Furthermore, Melville tackles race as a rivalry through Ishmael’s depiction of Ahab.

Ahab’s monomania, his desire to hunt down the white whale, is the drive that begins this journey. “This grey-headed, ungodly old man’s [chase of] Job’s whale round the world” (Melville, 203) becomes a ferocious ambition. His purpose to kill Moby-Dick is the sole reason for this journey— Ahab’s race, and his fight to achieve that before anyone else does is what kills him in the end. His monomania to rival the whale, and do it before anyone, turns him into a man who drives thirty men to their death. Thus, through this Melville presents the apex of wild ambition that sees no morality: death.

By 1850, America had chartered over 13,000 corporations; at the time, this was more than any other country in the world. Most of these corporations were created by individual state legislatures (for example The Lehman Brothers, Stroh Brewery Company, Falls Road Railroad etc.). Thus, the drive towards capitalism was quite strong. Melville saw that it was quickly increasing because by 1860, the number of corporations had doubled. However, only a third of them eventually survived. So, I think that by showing Ahab and the crew’s demise, Melville wanted to show what the singularity of an obsession could do, whether it was a whale or the need to build industry.

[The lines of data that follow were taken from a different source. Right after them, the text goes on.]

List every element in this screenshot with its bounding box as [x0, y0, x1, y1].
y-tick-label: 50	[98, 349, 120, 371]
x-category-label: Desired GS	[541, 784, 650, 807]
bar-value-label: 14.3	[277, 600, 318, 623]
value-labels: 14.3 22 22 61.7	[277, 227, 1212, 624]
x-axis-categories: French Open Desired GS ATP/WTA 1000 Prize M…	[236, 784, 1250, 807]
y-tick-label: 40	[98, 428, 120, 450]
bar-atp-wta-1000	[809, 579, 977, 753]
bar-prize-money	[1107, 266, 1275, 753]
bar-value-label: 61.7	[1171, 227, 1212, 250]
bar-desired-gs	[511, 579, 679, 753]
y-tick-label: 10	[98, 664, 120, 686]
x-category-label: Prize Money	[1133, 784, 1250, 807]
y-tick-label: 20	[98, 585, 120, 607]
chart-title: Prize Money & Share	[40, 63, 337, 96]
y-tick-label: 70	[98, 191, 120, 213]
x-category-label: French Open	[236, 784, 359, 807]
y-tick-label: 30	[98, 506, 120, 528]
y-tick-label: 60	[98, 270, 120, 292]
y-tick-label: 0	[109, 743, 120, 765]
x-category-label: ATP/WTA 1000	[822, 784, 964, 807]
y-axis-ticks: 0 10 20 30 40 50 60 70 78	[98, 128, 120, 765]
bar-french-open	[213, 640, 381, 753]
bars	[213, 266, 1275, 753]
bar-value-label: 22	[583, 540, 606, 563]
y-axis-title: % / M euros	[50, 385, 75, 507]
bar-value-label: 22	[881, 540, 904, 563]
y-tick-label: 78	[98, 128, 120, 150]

The author of Moby-Dick wanted to show Ishmael's relationship with race so we could "see how elastic our stiff prejudices grow when love once comes to bend them"

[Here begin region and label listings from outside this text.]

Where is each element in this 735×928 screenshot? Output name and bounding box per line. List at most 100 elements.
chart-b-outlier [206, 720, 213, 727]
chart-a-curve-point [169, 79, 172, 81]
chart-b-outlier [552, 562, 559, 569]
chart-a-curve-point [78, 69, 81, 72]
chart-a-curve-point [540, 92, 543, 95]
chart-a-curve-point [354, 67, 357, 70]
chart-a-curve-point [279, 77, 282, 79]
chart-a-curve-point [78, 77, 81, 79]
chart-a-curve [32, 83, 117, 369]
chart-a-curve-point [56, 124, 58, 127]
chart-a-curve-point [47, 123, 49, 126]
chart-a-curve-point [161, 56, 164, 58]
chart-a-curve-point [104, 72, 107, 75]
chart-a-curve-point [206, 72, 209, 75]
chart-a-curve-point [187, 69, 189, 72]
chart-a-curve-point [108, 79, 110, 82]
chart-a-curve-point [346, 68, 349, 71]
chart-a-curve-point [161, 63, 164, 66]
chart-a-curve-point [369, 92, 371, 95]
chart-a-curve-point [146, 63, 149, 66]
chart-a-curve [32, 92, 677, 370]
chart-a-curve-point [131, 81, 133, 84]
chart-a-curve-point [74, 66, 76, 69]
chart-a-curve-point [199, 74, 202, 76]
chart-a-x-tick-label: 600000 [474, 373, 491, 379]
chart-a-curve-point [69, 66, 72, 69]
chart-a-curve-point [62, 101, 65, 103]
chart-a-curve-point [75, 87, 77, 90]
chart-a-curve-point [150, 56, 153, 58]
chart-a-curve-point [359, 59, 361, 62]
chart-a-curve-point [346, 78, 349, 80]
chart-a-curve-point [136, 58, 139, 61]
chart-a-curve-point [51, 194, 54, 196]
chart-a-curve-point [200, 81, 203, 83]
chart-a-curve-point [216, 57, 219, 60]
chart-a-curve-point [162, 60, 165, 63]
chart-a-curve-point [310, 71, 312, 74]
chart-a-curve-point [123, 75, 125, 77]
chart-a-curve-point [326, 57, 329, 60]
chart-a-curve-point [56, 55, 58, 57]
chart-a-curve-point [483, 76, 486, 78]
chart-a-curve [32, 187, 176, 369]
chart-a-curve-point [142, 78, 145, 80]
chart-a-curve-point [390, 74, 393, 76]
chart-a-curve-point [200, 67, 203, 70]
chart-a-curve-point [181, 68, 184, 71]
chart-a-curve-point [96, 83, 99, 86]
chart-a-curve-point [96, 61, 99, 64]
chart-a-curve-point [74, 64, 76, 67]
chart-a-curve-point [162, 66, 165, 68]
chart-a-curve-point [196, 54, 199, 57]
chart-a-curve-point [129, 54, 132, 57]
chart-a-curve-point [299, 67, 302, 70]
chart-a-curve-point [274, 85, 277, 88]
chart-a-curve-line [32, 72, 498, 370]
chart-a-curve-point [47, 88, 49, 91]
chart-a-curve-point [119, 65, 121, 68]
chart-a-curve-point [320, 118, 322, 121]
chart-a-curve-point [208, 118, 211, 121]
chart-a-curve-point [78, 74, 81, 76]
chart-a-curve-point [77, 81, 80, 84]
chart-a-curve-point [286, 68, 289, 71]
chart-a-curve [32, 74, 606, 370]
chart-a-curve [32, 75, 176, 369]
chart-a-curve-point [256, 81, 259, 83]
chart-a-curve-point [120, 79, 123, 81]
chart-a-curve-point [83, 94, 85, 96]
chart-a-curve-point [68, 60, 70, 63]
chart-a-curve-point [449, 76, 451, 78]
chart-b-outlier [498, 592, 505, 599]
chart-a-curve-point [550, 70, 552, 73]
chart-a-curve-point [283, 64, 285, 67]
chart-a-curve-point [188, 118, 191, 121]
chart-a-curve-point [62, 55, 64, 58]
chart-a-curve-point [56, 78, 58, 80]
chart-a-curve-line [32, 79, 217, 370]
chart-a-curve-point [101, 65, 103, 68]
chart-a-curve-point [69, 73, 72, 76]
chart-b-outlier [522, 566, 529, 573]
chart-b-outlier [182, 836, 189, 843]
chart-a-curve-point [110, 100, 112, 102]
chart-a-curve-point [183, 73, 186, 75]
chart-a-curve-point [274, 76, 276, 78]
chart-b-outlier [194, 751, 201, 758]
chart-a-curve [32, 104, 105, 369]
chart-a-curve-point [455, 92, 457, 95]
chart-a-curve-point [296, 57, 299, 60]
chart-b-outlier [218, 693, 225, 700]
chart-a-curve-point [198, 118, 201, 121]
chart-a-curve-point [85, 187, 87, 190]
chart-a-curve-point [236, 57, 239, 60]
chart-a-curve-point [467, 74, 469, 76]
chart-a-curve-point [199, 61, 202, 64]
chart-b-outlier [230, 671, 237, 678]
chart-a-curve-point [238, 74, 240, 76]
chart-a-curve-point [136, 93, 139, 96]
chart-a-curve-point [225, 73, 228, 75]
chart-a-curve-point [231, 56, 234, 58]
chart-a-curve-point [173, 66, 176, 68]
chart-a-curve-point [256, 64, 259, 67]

If America only thrived on building these corporations, it would need hands (i.e. labour) and these hands could only come out of a system of hierarchy. This hierarchy was constructed through race. Thus, the construct of race became vital in the economy of goods and services. These two ideas functioned together, and still function together in the larger picture of America. In Moby-Dick, Ahab affirmed this practice through the golden token and his crew. Because the crew was “chiefly made up of mongrel renegades, and castaways, and cannibals” (Melville, 203), they were already considered inferiors in the space that they were operating in – giving Ahab the access to manipulate their emotions through monetary means: the gold coin. Ahab’s gold coin, and his thrill of the chase served as the political and emotional manipulation carried out by states for hiring black men as labourers and as soldiers so they could be used as hands and cannon fodder. Race as an identity and the race to succeed were at play with each other and benefited the American system, both economically and structurally.

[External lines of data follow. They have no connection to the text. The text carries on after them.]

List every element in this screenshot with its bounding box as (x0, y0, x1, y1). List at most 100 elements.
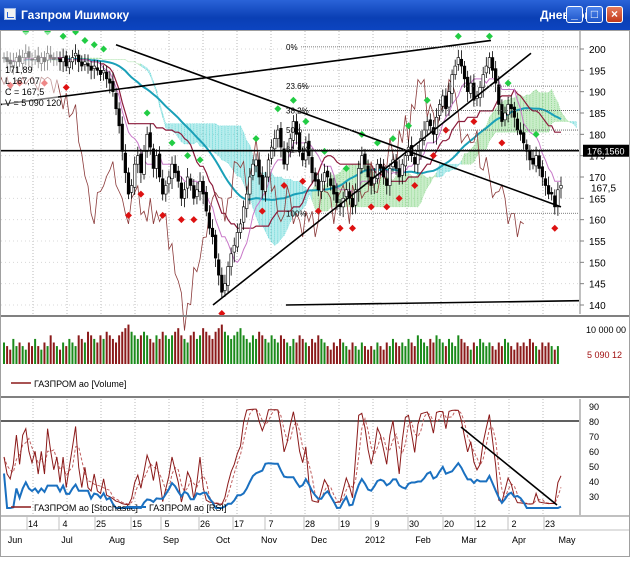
price-tick-label: 160 (589, 216, 606, 227)
volume-panel[interactable]: 10 000 00 5 090 12 ГАЗПРОМ ао [Volume] (3, 324, 629, 389)
cloud-segment (143, 65, 148, 71)
price-tick-label: 195 (589, 66, 606, 77)
close-button[interactable]: × (606, 6, 623, 23)
buy-signal-marker (252, 135, 260, 143)
volume-bar (556, 346, 559, 364)
candle-down (472, 82, 476, 101)
sell-signal-marker (124, 211, 132, 219)
price-tick-label: 170 (589, 173, 606, 184)
volume-bar (258, 331, 261, 364)
candle-down (363, 153, 367, 165)
volume-bar (416, 335, 419, 364)
volume-bar (500, 346, 503, 364)
volume-bar (34, 338, 37, 364)
volume-bar (189, 335, 192, 364)
month-label: 2012 (365, 535, 385, 545)
candle-up (456, 57, 460, 65)
candle-down (490, 57, 495, 71)
sell-signal-marker (314, 207, 322, 215)
cloud-segment (205, 123, 210, 148)
volume-bar (202, 328, 205, 364)
volume-bar (444, 346, 447, 364)
volume-bar (432, 342, 435, 364)
volume-bar (111, 338, 114, 364)
oscillator-panel[interactable]: 30 40 50 60 70 80 90 ГАЗПРОМ ао [Stochastic] Г… (1, 399, 599, 515)
volume-bar (248, 342, 251, 364)
candle-up (170, 163, 174, 180)
volume-bar (435, 335, 438, 364)
trend-line-support[interactable] (212, 52, 532, 306)
candle-down (385, 178, 389, 186)
volume-bar (326, 346, 329, 364)
cloud-segment (538, 92, 543, 133)
cloud-segment (482, 125, 487, 152)
day-label: 9 (374, 519, 379, 529)
month-label: Nov (261, 535, 278, 545)
cloud-segment (240, 125, 244, 184)
cloud-segment (149, 72, 154, 85)
candle-down (522, 132, 526, 144)
volume-bar (516, 342, 519, 364)
candle-up (556, 189, 560, 208)
trend-line-down[interactable] (115, 43, 562, 208)
candle-up (559, 185, 563, 189)
candle-up (70, 57, 75, 63)
volume-bar (24, 349, 27, 364)
candle-down (176, 170, 180, 182)
buy-signal-marker (289, 96, 297, 104)
trend-line-base[interactable] (285, 299, 580, 306)
volume-bar (339, 338, 342, 364)
volume-bar (407, 338, 410, 364)
volume-bar (251, 335, 254, 364)
candle-down (189, 178, 193, 186)
sell-signal-marker (470, 118, 478, 126)
candle-down (77, 54, 81, 63)
month-label: Jun (8, 535, 23, 545)
price-tick-label: 200 (589, 45, 606, 56)
sell-signal-marker (429, 152, 437, 160)
volume-bar (522, 342, 525, 364)
trend-line-up[interactable] (0, 39, 492, 106)
fib-level-label: 50% (286, 126, 302, 135)
candle-up (319, 180, 323, 192)
cloud-segment (423, 175, 428, 195)
volume-bar (379, 346, 382, 364)
price-tick-label: 190 (589, 88, 606, 99)
candle-down (497, 84, 501, 105)
volume-bar (239, 328, 242, 364)
candle-down (413, 157, 417, 165)
day-label: 2 (511, 519, 516, 529)
cloud-segment (212, 123, 216, 155)
price-panel[interactable]: 0% 23.6% 38.2% 50% 61.8% 100% 140 145 150 155 160… (0, 28, 629, 331)
buy-signal-marker (72, 28, 80, 36)
volume-bar (12, 338, 15, 364)
candle-up (534, 155, 538, 167)
price-tick-label: 155 (589, 237, 606, 248)
ohlc-high: 171,89 (5, 65, 33, 75)
maximize-button[interactable]: □ (586, 6, 603, 23)
candle-down (301, 152, 305, 161)
minimize-button[interactable]: _ (566, 6, 583, 23)
oscillator-axis: 30 40 50 60 70 80 90 (579, 399, 599, 515)
candle-up (484, 65, 488, 74)
volume-bar (15, 346, 18, 364)
volume-bar (68, 338, 71, 364)
volume-bar (351, 342, 354, 364)
buy-signal-marker (423, 96, 431, 104)
app-icon (4, 8, 16, 20)
volume-bar (149, 338, 152, 364)
chart-canvas[interactable]: 0%23.6%38.2%50%61.8%100% 140145150155160… (0, 28, 629, 556)
price-tick-label: 180 (589, 130, 606, 141)
volume-bar (273, 338, 276, 364)
candle-down (543, 178, 548, 186)
volume-bar (52, 342, 55, 364)
volume-bar (342, 342, 345, 364)
candle-up (354, 189, 358, 206)
osc-trend-line[interactable] (460, 426, 558, 506)
fib-level-label: 61.8% (286, 146, 309, 155)
candle-up (481, 74, 485, 88)
volume-bar (376, 342, 379, 364)
month-label: Dec (311, 535, 328, 545)
osc-tick-label: 70 (589, 432, 599, 442)
buy-signal-marker (389, 135, 397, 143)
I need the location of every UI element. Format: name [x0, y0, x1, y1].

Thus, among other things, Melville intended to show how race functioned on the Pequod, and how Ishmael dealt with it. He wanted to show Ishmael’s relationship with race so we could “see how elastic our stiff prejudices grow when love once comes to bend them” (Melville, 60) and he wanted us to see Ahab’s demise so we could learn how monomaniac endeavors perused through societal hierarchies result in one’s own demise. The narrative also makes one realise the ongoing exceptionalism: slavery, that forgave politicians for new sins. Melville’s Moby-Dick calls for many things, among which it also intends to talk about how powerful the system of race (whether colour or rivalry) is and how its practice through manipulation and obsession can damage a whole community.